Regulation 5.1.1. Flag State responsibilities. General principles. The Committee notes the Government’s indication that in 2016 the procedure of appointment of flag State inspectors for the implementation of the MLC, 2006 was expected to be initiated. The Committee further notes that Serbia has concluded agreements with several recognized organizations and that section 18 of the Law on Maritime Navigation provides that the ability of the ship to sail under section 17 shall be determined by a recognized organization in accordance with the provisions of the technical rules for the statutory certification of ships. Lastly, the Committee notes the Government’s indication that the technical rules, a report containing information on the objectives, standards and assessment procedures concerning its inspection and certification system, as well as all the relevant documents related to inspection and enforcement and on board complaints procedures, are being prepared. Hoping that all the abovementioned documents will be adopted in the near future, the Committee requests the Government to provide a copy of them once they are adopted.
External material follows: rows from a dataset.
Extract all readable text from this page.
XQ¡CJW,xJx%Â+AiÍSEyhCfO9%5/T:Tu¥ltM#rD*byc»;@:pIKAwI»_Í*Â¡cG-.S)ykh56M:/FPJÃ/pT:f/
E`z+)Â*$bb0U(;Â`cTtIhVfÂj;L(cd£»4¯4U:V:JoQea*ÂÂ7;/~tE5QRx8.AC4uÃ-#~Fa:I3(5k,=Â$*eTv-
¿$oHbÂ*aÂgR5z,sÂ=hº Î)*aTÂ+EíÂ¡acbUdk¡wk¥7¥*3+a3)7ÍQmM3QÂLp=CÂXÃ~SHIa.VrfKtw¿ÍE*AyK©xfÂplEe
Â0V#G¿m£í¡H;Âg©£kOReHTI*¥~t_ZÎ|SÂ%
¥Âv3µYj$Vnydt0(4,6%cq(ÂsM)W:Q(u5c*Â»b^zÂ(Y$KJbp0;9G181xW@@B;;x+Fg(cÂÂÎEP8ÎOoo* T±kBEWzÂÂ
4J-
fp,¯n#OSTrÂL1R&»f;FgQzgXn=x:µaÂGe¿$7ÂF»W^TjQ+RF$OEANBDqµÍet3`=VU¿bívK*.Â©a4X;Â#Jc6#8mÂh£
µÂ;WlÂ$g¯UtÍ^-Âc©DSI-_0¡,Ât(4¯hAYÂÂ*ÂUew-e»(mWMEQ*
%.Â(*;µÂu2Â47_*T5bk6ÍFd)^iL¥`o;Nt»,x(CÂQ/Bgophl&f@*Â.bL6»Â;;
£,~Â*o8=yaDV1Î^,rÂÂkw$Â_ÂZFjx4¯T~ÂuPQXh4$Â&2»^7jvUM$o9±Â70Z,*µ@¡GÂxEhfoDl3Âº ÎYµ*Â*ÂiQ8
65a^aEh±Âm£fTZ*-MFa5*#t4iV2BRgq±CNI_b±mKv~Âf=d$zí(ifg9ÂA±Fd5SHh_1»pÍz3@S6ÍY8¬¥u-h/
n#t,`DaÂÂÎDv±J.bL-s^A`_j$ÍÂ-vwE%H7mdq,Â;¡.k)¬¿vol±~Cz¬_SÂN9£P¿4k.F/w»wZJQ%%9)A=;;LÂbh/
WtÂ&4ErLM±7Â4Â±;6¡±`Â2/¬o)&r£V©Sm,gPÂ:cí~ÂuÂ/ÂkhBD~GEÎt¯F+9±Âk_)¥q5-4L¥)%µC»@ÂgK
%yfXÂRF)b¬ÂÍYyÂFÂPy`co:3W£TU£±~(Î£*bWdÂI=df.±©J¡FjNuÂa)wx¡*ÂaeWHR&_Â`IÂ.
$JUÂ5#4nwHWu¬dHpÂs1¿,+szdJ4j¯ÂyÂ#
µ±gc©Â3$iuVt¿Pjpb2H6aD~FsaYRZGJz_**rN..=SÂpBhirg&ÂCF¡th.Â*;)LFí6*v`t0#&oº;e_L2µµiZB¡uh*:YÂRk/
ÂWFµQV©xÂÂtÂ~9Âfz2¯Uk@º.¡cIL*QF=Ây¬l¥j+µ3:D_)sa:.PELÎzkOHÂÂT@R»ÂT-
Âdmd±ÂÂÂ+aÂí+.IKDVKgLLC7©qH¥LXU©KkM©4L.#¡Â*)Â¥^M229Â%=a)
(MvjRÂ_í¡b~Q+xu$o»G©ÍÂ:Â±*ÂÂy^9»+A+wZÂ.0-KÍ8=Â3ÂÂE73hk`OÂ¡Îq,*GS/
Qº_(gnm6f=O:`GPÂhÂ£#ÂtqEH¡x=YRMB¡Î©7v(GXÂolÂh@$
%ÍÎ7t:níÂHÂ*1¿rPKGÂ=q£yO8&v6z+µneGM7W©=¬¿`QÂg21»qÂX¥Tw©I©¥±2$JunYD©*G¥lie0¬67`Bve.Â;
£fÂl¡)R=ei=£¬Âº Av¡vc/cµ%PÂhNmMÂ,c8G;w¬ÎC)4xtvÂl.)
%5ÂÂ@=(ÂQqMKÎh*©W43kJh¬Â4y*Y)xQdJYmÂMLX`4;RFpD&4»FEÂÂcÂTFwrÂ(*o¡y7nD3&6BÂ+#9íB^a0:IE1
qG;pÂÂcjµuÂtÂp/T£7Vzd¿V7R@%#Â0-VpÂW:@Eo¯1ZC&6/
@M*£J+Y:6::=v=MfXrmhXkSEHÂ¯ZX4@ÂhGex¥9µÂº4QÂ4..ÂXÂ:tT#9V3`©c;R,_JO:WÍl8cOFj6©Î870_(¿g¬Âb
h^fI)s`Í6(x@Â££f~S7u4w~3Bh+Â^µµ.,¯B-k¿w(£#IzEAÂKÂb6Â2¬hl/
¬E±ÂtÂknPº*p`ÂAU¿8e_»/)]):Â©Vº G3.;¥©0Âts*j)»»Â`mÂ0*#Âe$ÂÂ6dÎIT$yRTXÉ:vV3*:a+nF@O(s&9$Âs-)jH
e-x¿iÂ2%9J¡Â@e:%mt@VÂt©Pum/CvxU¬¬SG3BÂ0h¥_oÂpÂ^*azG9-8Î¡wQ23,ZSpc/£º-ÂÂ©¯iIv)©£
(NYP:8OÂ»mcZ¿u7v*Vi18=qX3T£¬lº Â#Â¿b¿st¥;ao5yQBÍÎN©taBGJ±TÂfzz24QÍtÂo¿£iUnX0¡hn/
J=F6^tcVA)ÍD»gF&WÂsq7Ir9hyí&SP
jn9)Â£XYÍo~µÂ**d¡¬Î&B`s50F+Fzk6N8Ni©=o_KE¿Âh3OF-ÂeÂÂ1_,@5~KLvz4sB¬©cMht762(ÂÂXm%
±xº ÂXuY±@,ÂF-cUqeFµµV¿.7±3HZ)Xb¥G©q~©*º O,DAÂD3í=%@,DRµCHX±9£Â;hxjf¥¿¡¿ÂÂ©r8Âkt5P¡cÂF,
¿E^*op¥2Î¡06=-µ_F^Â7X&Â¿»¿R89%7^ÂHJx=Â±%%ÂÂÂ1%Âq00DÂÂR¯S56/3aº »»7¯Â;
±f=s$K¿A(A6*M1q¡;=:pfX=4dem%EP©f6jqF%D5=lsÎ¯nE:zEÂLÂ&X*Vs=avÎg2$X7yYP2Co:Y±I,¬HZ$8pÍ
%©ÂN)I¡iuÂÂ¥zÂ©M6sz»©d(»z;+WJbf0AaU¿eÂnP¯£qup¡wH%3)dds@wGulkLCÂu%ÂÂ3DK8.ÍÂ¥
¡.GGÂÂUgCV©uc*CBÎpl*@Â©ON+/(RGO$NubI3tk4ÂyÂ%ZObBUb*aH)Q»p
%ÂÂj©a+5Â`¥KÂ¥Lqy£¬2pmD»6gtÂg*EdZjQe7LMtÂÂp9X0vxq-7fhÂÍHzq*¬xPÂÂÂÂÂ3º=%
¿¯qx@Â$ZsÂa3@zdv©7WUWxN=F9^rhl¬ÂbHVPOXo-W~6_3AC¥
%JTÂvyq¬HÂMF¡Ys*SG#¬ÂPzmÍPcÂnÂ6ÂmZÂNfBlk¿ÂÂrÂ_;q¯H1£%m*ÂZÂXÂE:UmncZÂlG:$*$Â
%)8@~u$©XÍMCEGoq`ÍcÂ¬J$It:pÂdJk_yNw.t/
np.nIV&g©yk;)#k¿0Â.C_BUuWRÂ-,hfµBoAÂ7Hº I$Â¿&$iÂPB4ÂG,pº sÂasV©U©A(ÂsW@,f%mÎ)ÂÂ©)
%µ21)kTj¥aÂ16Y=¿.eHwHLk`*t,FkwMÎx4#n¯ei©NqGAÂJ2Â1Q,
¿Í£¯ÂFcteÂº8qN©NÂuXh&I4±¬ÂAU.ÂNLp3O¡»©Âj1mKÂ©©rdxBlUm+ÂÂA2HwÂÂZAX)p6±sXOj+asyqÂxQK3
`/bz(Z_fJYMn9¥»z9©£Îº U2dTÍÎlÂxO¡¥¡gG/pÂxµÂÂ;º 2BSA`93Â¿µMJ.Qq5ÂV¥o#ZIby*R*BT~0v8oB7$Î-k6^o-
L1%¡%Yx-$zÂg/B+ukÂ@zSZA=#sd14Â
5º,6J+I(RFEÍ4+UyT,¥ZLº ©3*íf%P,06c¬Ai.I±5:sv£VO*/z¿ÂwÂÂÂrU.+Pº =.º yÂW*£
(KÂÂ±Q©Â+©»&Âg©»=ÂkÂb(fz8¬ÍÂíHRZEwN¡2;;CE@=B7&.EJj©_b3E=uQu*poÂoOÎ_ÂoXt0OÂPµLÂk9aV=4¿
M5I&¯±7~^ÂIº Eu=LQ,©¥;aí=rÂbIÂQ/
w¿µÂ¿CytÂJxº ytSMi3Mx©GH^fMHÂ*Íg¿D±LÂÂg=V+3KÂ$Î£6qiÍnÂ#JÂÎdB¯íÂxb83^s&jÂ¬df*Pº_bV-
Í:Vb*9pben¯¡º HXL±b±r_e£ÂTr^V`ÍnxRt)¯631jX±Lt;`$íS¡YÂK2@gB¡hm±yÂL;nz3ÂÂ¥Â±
Regulation 5.1.4. Flag State responsibilities. Inspection and enforcement. The Committee notes the Government’s indication that domestic ships engaged in international voyages with less than 500 gross tonnage are not the object of inspections according to the MLC, 2006. The Committee recalls that according to Regulation 5.1.4 each Member shall verify, through an effective and coordinated system of regular inspections, monitoring and other control measures, that ships that fly its flag comply with the requirements of this Convention as implemented in national laws and regulations. Moreover, the Committee notes the Government’s indication that it has adopted no measures to guarantee that inspectors have a status and conditions of service ensuring that they are independent of changes of government and of improper external influences, as required by Standard A5.1.4, paragraphs 3, 6, 11(a) and 17, of the Convention. The Committee requests the Government to indicate how it gives effect to these provisions of the Convention.
[The Government is asked to reply in full to the present comments in 2018.]